Monday, 13 March 2017

Slimbridge Wildlfowl and Wetlands Trust

Ever since joining the Wildfowl and Wetlands Trust at Caerlaverock WWT in Dumfries I've been thinking about going to Slimbridge WWT near Bristol. After all it is widely regarded as the birthplace of modern conservation where its founding father, Peter Scott, first established the Wildfowl and Wetlands Trust as well as the place where he introduced the general public to nature and the countryside via some of the earliest natural history TV broadcasts. However, it always seemed quite just a little too far to  go for a day trip.

Well, as the opportunity arose of tying it in with a trip to see the Blue Rock Thrush at Stow-on-the-Wold as well as some Hawfinches that had been showing well at Parkgate in the Forest of Dean, I decided to book into a hotel for the night in Gloucester and go for it.
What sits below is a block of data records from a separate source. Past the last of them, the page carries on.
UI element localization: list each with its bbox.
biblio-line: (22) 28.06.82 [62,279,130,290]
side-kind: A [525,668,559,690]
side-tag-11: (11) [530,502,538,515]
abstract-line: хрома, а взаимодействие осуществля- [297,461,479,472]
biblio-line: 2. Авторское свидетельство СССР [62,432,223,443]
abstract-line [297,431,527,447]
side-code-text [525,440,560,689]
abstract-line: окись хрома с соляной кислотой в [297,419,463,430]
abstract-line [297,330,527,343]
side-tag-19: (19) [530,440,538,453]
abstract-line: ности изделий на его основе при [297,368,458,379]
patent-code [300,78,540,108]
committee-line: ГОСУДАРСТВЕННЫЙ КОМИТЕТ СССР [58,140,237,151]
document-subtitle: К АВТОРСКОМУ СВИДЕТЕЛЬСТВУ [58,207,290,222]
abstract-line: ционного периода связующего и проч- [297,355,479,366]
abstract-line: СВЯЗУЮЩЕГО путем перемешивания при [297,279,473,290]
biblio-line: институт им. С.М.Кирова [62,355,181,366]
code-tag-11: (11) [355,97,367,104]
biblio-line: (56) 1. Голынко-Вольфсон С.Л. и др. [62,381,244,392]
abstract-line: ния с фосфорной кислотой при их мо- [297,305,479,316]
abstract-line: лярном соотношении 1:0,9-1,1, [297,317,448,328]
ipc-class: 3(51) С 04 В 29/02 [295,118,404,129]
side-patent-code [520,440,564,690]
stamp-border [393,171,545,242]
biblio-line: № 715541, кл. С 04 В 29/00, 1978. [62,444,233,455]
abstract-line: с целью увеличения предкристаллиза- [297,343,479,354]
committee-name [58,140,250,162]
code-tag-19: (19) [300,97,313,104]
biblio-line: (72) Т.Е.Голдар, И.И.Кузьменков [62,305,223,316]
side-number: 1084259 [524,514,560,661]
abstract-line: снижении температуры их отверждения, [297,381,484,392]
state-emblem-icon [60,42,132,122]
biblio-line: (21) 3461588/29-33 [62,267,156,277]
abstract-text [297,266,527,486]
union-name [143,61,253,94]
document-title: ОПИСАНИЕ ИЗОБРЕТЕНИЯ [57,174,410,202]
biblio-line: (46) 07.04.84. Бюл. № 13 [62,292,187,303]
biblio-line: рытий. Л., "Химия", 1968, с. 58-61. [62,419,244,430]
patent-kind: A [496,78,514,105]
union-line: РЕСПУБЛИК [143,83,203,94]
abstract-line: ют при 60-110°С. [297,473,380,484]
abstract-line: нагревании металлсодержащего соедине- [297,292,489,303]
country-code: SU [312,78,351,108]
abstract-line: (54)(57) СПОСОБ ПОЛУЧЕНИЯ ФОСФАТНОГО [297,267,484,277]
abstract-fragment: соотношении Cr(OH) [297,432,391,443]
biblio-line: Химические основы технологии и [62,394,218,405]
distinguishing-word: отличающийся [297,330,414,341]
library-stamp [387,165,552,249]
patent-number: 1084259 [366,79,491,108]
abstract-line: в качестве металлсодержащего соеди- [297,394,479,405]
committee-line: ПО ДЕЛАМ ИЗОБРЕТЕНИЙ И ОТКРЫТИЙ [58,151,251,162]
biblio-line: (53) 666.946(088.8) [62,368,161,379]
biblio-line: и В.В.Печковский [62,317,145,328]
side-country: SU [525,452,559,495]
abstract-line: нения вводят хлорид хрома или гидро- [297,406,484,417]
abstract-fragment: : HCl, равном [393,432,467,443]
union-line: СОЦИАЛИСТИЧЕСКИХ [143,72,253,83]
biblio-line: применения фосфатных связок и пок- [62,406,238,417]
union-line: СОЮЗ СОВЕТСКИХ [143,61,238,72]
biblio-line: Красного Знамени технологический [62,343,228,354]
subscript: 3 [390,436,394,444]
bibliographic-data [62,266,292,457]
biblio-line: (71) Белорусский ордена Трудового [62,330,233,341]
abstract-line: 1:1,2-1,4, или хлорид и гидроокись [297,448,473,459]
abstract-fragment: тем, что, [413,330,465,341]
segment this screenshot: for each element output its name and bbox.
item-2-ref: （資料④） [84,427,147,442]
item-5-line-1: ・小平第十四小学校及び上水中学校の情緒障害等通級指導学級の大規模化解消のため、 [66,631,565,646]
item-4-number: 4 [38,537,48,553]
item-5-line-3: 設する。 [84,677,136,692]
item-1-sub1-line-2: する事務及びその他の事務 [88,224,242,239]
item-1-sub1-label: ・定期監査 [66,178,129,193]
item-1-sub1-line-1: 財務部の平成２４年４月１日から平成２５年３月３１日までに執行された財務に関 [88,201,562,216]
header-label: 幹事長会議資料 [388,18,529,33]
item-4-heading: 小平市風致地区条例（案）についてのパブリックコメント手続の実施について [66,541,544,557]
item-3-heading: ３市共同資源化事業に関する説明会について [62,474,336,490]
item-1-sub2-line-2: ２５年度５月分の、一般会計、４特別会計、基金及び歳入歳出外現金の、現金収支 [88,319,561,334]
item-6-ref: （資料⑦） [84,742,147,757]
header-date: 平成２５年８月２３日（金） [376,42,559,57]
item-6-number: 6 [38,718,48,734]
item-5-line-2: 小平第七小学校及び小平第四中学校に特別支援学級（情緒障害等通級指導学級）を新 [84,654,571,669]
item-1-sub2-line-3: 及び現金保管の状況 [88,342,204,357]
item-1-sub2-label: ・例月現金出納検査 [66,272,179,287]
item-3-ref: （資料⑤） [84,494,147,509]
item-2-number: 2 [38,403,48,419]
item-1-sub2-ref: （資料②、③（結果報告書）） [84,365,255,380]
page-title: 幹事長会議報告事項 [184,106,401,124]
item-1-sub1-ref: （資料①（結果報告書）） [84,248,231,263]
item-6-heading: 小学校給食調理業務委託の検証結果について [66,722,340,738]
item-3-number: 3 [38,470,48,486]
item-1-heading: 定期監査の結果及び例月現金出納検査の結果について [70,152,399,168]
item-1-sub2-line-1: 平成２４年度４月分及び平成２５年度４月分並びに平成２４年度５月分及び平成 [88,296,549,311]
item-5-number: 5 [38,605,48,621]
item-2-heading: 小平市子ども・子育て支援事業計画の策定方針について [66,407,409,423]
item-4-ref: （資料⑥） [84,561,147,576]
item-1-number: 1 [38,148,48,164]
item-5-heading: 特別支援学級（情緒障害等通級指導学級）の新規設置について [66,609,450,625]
After visiting the Blue Rock Thrush at Stow, I headed straight for Slimbridge and arrived there in the early afternoon.  My target species were the Bewick Swans (on which so much work was done here by Peter Scott), the Eurasian White-fronted Geese and the Cranes which have been successfully breeding here.  Luckily, I managed to get all three, but only just.

I started off asking where things were at the information desk and was soon on my way towards the Holden Tower which overlooks the banks of the River Severn. There are many hides along the way and I first saw the Cranes from the Martin Smith Hide where four were actively grooming themselves.  It was a real shame that they were wearing such large leg rings - know and understand the reasons for them, but I still don't like them very much. I didn't actually stay very long here as I'd previous seen my first Cranes only a few weeks ago in Norfolk.

There are two subspecies or 'races' of White-fromted Goose - the Greenland race and the Eurasian race. The name of the race originates form where they breed and so the Greenland race is usually found a lot further north, such as in Scotland.

Therefore I spent most of my time photographing the industrious rooks which were busy nest building in the tall trees behind the hide. One particular bird had found a piece of branch that was far too long to carry, but it wouldn't give up trying and was very amusing to watch.

I continued to the Holden Tower where I got quite excited about a flock of Barnacle Geese feeding on the grass before I was informed that they were feral birds which never leave the area. Oh, well. There were also plenty of Greylag Geese about and I sane these are feral here too. Holden Tower gives a good view across this part of the reserve and there were plenty of Wigeon, Shelducks and Tufted Ducks to see as well as another view of the White-fronted Geese.

So next it was on to the other side of the reserve to reach the Zeiss Hide in order try to find the Bewick's Swans which had been reported there.  Bewick's Swans are actually a subspecies of Tundra Swan and they are the smallest swan in Europe.

Slimbridge is a stronghold for Bewick's Swans and it is here the Peter Scott first drew his famous diagrams of their various bill patterns.

Compared to Whooper Swans their black beaks sport a small yellow blob, rather than the Whooper's extended yellow wedge.

These yellow and black beak patterns have been extensively studied and illustrated over the years and are unique to each swan, identifying individual birds.

I would have liked to see Peter Scott's original drawings but apparently they are not on display anywhere at the moment.

By now most of the Bewick's Swans had moved back to their breeding grounds in the cold Arctic tundra of northern Russia but a small family party of five birds was reported as still being around together with a sixth juvenile straggler which seems to have been left behind. But I had no luck finding any of there here. I had also been informed that they had been seen in the fields approaching the reserve, so I decided to look there on my way out.

Therefore I spent most of my time photographing the industrious rooks which were busy nest building in the tall trees behind the hide. One particular bird had found a piece of branch that was far too long to carry, but it wouldn't give up trying and was very amusing to watch.

It was starting to get late and I was getting worried that I might not get to see everything, so I hurriedly walked through the captive bird collections to get to the South Lake which is good for waders. I wasn't disappointed here as there were large flocks of Avocets and Black-tailed Godwits, a few Snipe and some nice singletons including a distant Spotted Redshank, a Mediterranean Gull and an immature male Goldeneye.

On the way back to the car I spotted the wild Black Swan with no rings that had reportedly flown in recently and I wondered how long before these are accepted on the British List.

On driving out of the reserve I was flagged down by someone to whom I had been chatting on the car park just before I left.  He'd spotted the Bewick's Swans in the field that I had talked to him about and so was keen to let me know he'd found them. We had great views in the early evening sunlight.

But to cap it all, just as I was about to go two Cranes flew across the back of the same field and then towards us and over the road into the next field.  I fruststratedly fiddled with my camera trying to delete some some shots as I just completely filled my memory card with shots of the Bewick's, but it was too late - they'd gone!  Nevertheless they were a great sight on which to finish my successful afternoon here at Slimbridge.